The radiology field offers room for considerable growth of their business, he said. There are 280,000 x-ray technicians in the United States, 150,000 in Canada, and 325,000 in the United Kingdom.
Other new, and unexpected, fields are opening up for the Lemons, such as new rules that require chiropractors in California who perform x-rays to be certified.

The couple are scheduled to fly to London this summer in pursuit of a deal to provide certified testing and training for Great Britain.

Bilingual training is also being looked at, with Web pages being translated in Spanish.

Terry offered some tips to those interested in taking a business online. “Don’t get discouraged, be prepared, it took four years to break even (for us). We had to make some hard (financing) decisions. And it takes a while for people to find out about you.”

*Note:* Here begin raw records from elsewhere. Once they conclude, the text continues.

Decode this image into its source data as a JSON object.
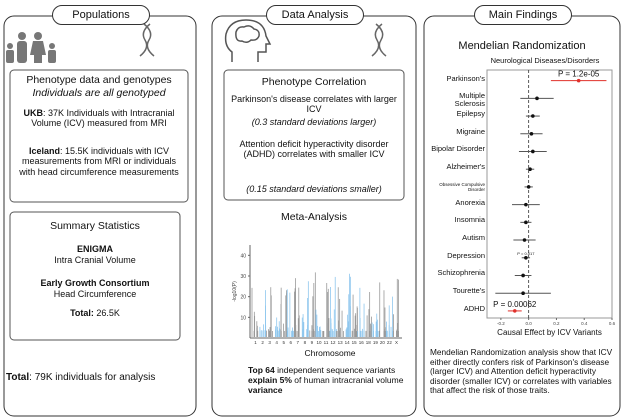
{
  "populations": {
    "title": "Populations",
    "phenotype_box": {
      "heading": "Phenotype data and genotypes",
      "subheading": "Individuals are all genotyped",
      "entries": [
        {
          "name": "UKB",
          "text": ": 37K Individuals with Intracranial Volume (ICV) measured from MRI"
        },
        {
          "name": "Iceland",
          "text": ": 15.5K individuals with ICV measurements from MRI or individuals with head circumference measurements"
        }
      ]
    },
    "summary_box": {
      "heading": "Summary Statistics",
      "entries": [
        {
          "name": "ENIGMA",
          "text": "Intra Cranial Volume"
        },
        {
          "name": "Early Growth Consortium",
          "text": "Head Circumference"
        }
      ],
      "total_label": "Total:",
      "total_value": "26.5K"
    },
    "total": {
      "label": "Total",
      "text": ": 79K individuals for analysis"
    }
  },
  "data_analysis": {
    "title": "Data Analysis",
    "correlation_box": {
      "heading": "Phenotype Correlation",
      "findings": [
        {
          "text": "Parkinson's disease correlates with larger ICV",
          "detail": "(0.3 standard deviations larger)"
        },
        {
          "text": "Attention deficit hyperactivity disorder (ADHD) correlates with smaller ICV",
          "detail": "(0.15 standard deviations smaller)"
        }
      ]
    },
    "meta_analysis": {
      "title": "Meta-Analysis",
      "y_label": "-log10(P)",
      "x_label": "Chromosome",
      "ylim": [
        0,
        45
      ],
      "yticks": [
        10,
        20,
        30,
        40
      ],
      "chromosomes": [
        "1",
        "2",
        "3",
        "4",
        "5",
        "6",
        "7",
        "8",
        "9",
        "10",
        "11",
        "12",
        "13",
        "14",
        "15",
        "16",
        "18",
        "19",
        "20",
        "22",
        "X"
      ],
      "caption": [
        {
          "text": "Top 64",
          "bold": true
        },
        {
          "text": " independent sequence variants ",
          "bold": false
        },
        {
          "text": "explain 5%",
          "bold": true
        },
        {
          "text": " of human intracranial volume ",
          "bold": false
        },
        {
          "text": "variance",
          "bold": true
        }
      ]
    }
  },
  "main_findings": {
    "title": "Main Findings",
    "subtitle": "Mendelian Randomization",
    "forest_plot": {
      "title": "Neurological Diseases/Disorders",
      "x_label": "Causal Effect by ICV Variants",
      "categories": [
        "Parkinson's",
        "Multiple Sclerosis",
        "Epilepsy",
        "Migraine",
        "Bipolar Disorder",
        "Alzheimer's",
        "Obsessive Compulsive Disorder",
        "Anorexia",
        "Insomnia",
        "Autism",
        "Depression",
        "Schizophrenia",
        "Tourette's",
        "ADHD"
      ],
      "values": [
        0.36,
        0.06,
        0.03,
        0.02,
        0.03,
        0.01,
        0.0,
        -0.02,
        -0.02,
        -0.03,
        -0.02,
        -0.04,
        -0.04,
        -0.1
      ],
      "errors": [
        0.2,
        0.12,
        0.05,
        0.08,
        0.1,
        0.03,
        0.03,
        0.1,
        0.04,
        0.08,
        0.03,
        0.06,
        0.2,
        0.05
      ],
      "colors": [
        "#e0302a",
        "#111111",
        "#111111",
        "#111111",
        "#111111",
        "#111111",
        "#111111",
        "#111111",
        "#111111",
        "#111111",
        "#111111",
        "#111111",
        "#111111",
        "#e0302a"
      ],
      "p_labels": [
        "P = 1.2e-05",
        null,
        null,
        null,
        null,
        null,
        null,
        null,
        null,
        null,
        "P = 0.017",
        null,
        null,
        "P = 0.00062"
      ],
      "xlim": [
        -0.3,
        0.6
      ],
      "xticks": [
        -0.2,
        {
          "value": 0,
          "label": "0.0"
        },
        0.2,
        0.4,
        0.6
      ],
      "reference_line": 0
    },
    "summary": "Mendelian Randomization analysis show that ICV either directly confers risk of Parkinson's disease (larger ICV) and Attention deficit hyperactivity disorder (smaller ICV) or correlates with variables that affect the risk of those traits."
  }
}
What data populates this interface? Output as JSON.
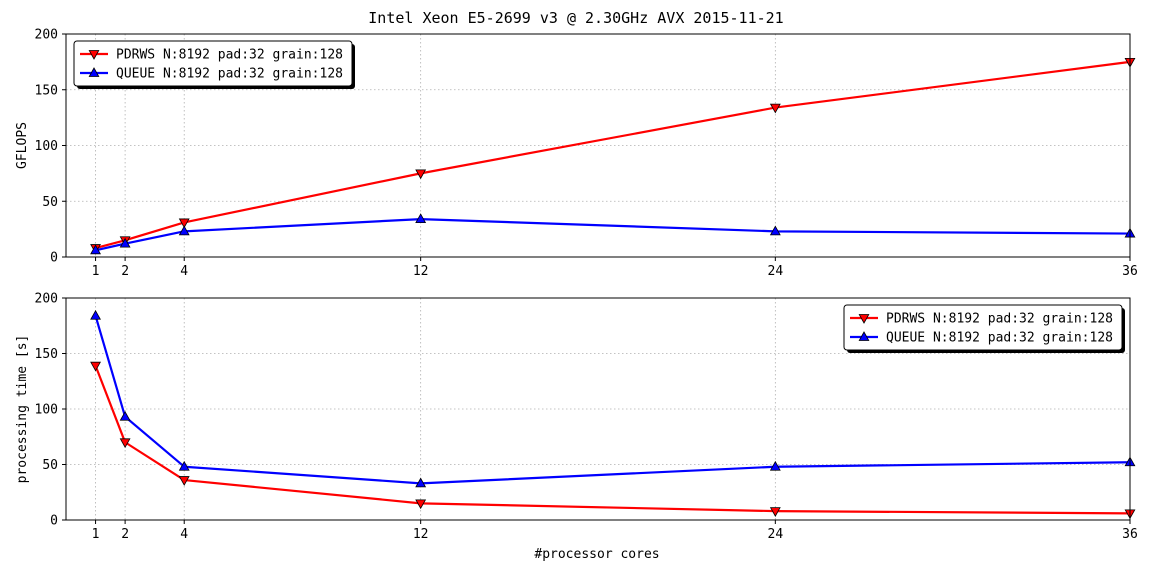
{
  "figure": {
    "title": "Intel Xeon E5-2699 v3 @ 2.30GHz AVX 2015-11-21",
    "xlabel": "#processor cores"
  },
  "chart_data": [
    {
      "type": "line",
      "title": "Intel Xeon E5-2699 v3 @ 2.30GHz AVX 2015-11-21",
      "xlabel": "",
      "ylabel": "GFLOPS",
      "x": [
        1,
        2,
        4,
        12,
        24,
        36
      ],
      "xticks": [
        1,
        2,
        4,
        12,
        24,
        36
      ],
      "xlim": [
        0,
        36
      ],
      "ylim": [
        0,
        200
      ],
      "yticks": [
        0,
        50,
        100,
        150,
        200
      ],
      "grid": true,
      "legend_position": "upper-left",
      "series": [
        {
          "name": "PDRWS N:8192 pad:32 grain:128",
          "color": "#ff0000",
          "marker": "triangle-down",
          "values": [
            8,
            15,
            31,
            75,
            134,
            175
          ]
        },
        {
          "name": "QUEUE N:8192 pad:32 grain:128",
          "color": "#0000ff",
          "marker": "triangle-up",
          "values": [
            6,
            12,
            23,
            34,
            23,
            21
          ]
        }
      ]
    },
    {
      "type": "line",
      "title": "",
      "xlabel": "#processor cores",
      "ylabel": "processing time [s]",
      "x": [
        1,
        2,
        4,
        12,
        24,
        36
      ],
      "xticks": [
        1,
        2,
        4,
        12,
        24,
        36
      ],
      "xlim": [
        0,
        36
      ],
      "ylim": [
        0,
        200
      ],
      "yticks": [
        0,
        50,
        100,
        150,
        200
      ],
      "grid": true,
      "legend_position": "upper-right",
      "series": [
        {
          "name": "PDRWS N:8192 pad:32 grain:128",
          "color": "#ff0000",
          "marker": "triangle-down",
          "values": [
            139,
            70,
            36,
            15,
            8,
            6
          ]
        },
        {
          "name": "QUEUE N:8192 pad:32 grain:128",
          "color": "#0000ff",
          "marker": "triangle-up",
          "values": [
            184,
            93,
            48,
            33,
            48,
            52
          ]
        }
      ]
    }
  ]
}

He also said when an online business begins to make it that you need to stay focused and continue to develop the Web site and seek new markets.

The couple now have two young sons, one and two years old.

”Being able to stay home with the kids, watching them grow up,” is one of the benefits of working in a home office,” he said.

“It’s a tremendous opportunity, worth pursuing.”

Terry sees Forks as highly dependent on the tourist trade in summer, and sees Internet marketing as the way to boost this sector of the economy.

“Whatever they have, whatever they are selling” using a Web site is today key to making sales, he said.